Kids at school seemed even more intent on avoiding him when Clearance and his jellyfish-bellied horse walked down the hall with him. “This is American school,” he said. “We learn about math and animals. Also, cool kids are kind of mean to everyone else. What’s school like in Estonia?”
“The same.” Again, they had run out of things to talk about.
Then Junior said, “I think we should have a death match between our Nightmares.” Junior came up with this plan as the words left his mouth, but it was the most perfect plan in existence.
“Why?” said Clearance.
Junior said, “Because I kind of hate you right now. Plus also a Moths and Bats monster versus a horse with a jellyfish belly seems kinda rad and the sort of death match everyone on the planet should enjoy. Mostly, however, it is the hate I have for you.”
The next day, Junior made the poster and plastered it on all the viable spots. He shouted out, “Death match will begin shortly!” in noisy spots where no one heard him shouting.

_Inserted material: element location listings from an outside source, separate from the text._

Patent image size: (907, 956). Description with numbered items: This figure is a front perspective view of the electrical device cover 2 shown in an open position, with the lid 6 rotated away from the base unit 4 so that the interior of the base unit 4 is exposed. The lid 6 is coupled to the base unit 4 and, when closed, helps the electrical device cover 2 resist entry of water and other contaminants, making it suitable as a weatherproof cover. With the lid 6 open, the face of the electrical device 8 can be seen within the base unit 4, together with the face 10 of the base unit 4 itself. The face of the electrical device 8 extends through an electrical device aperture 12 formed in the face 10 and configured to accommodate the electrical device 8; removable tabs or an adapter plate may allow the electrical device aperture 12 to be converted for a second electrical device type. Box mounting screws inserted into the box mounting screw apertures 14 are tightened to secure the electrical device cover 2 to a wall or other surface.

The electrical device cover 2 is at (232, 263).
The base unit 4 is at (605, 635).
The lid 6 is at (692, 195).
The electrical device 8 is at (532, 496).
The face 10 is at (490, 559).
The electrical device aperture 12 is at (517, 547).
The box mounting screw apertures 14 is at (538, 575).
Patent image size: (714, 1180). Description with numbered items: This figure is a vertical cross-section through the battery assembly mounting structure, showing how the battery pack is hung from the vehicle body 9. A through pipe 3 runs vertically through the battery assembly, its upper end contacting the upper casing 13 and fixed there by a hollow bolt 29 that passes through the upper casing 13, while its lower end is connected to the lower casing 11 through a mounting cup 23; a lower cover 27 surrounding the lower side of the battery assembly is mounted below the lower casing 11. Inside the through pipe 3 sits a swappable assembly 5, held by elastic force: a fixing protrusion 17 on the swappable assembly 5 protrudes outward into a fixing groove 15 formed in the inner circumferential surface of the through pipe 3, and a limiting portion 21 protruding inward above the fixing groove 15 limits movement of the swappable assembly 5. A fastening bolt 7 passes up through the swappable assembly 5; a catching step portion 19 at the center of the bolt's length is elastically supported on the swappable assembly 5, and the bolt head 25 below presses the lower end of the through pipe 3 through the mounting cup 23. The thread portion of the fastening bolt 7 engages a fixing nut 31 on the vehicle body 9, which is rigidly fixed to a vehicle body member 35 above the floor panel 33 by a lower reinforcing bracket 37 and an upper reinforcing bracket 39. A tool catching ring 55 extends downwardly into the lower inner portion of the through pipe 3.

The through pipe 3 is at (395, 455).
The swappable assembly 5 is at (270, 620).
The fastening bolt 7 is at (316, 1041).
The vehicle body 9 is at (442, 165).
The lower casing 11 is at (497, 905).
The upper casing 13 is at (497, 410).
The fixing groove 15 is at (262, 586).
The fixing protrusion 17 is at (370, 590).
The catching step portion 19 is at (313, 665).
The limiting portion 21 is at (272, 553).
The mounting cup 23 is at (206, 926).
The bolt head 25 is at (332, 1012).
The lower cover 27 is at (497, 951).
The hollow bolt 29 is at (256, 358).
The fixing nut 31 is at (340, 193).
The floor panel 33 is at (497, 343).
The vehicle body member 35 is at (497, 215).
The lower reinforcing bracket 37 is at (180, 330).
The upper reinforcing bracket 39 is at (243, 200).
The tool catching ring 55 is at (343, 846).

But then the death match came, and Moths and Bats and the horse with a jellyfish belly just spent the whole time standing there looking at each other (as much as a creature made of moths and bats can stare).
They were alone. None of the other kids gave much interest in his advertisements.
“Why don’t you fight each other to the death?” Junior said to Moths and Baths. “It is the point of a death match, in case I have to inform you.”
“I’m honestly not cool with this at all, dude. I am not a fighting type. Man, I’m a Buddhist, for God’s sake.”
“Not cool, Junior,” said the horse with a jellyfish belly. “Not cool at all.”
“You realize they’re afraid of you, right?” said the Horse with a Jellyfish Belly. “That’s why kids don’t like you. They’re terrified.”
“Why would they be afraid?”
“It’s probably because your best friend is a tornado made of moths and bats.”
“That makes sense,” said Junior, and again they ran out of things to talk about.
It was pretty nice in the week of fear that followed in the wake of revelations that Nightmares made of moth-and-bat tornados might frighten normal kids. He didn’t know what to do with this power and spent most of the week planning scare pranks with Clearance and his horse with the jellyfish belly, but then he’d say, “Nah, better not,” because Jr was a good kid. Like “We can spook the football players when they kick the ball except, nah, maybe better not.”
But then Clearance said, “Dude, I gotta go back to Estonia now, so…” Right in the middle of school one day. He got up to go, and that was all there was to it.
They stood there staring at each other, making subtle protohandshake motions, initiating a hug but aborting it when it barely even started. Junior wanted to say, “You mean so much to me,” and “you are my best and only friend,” but he couldn’t.
Then he was alone again. He had the power to cripple others with fear, but he would never use it and he would always be alone because Junior was a good kid.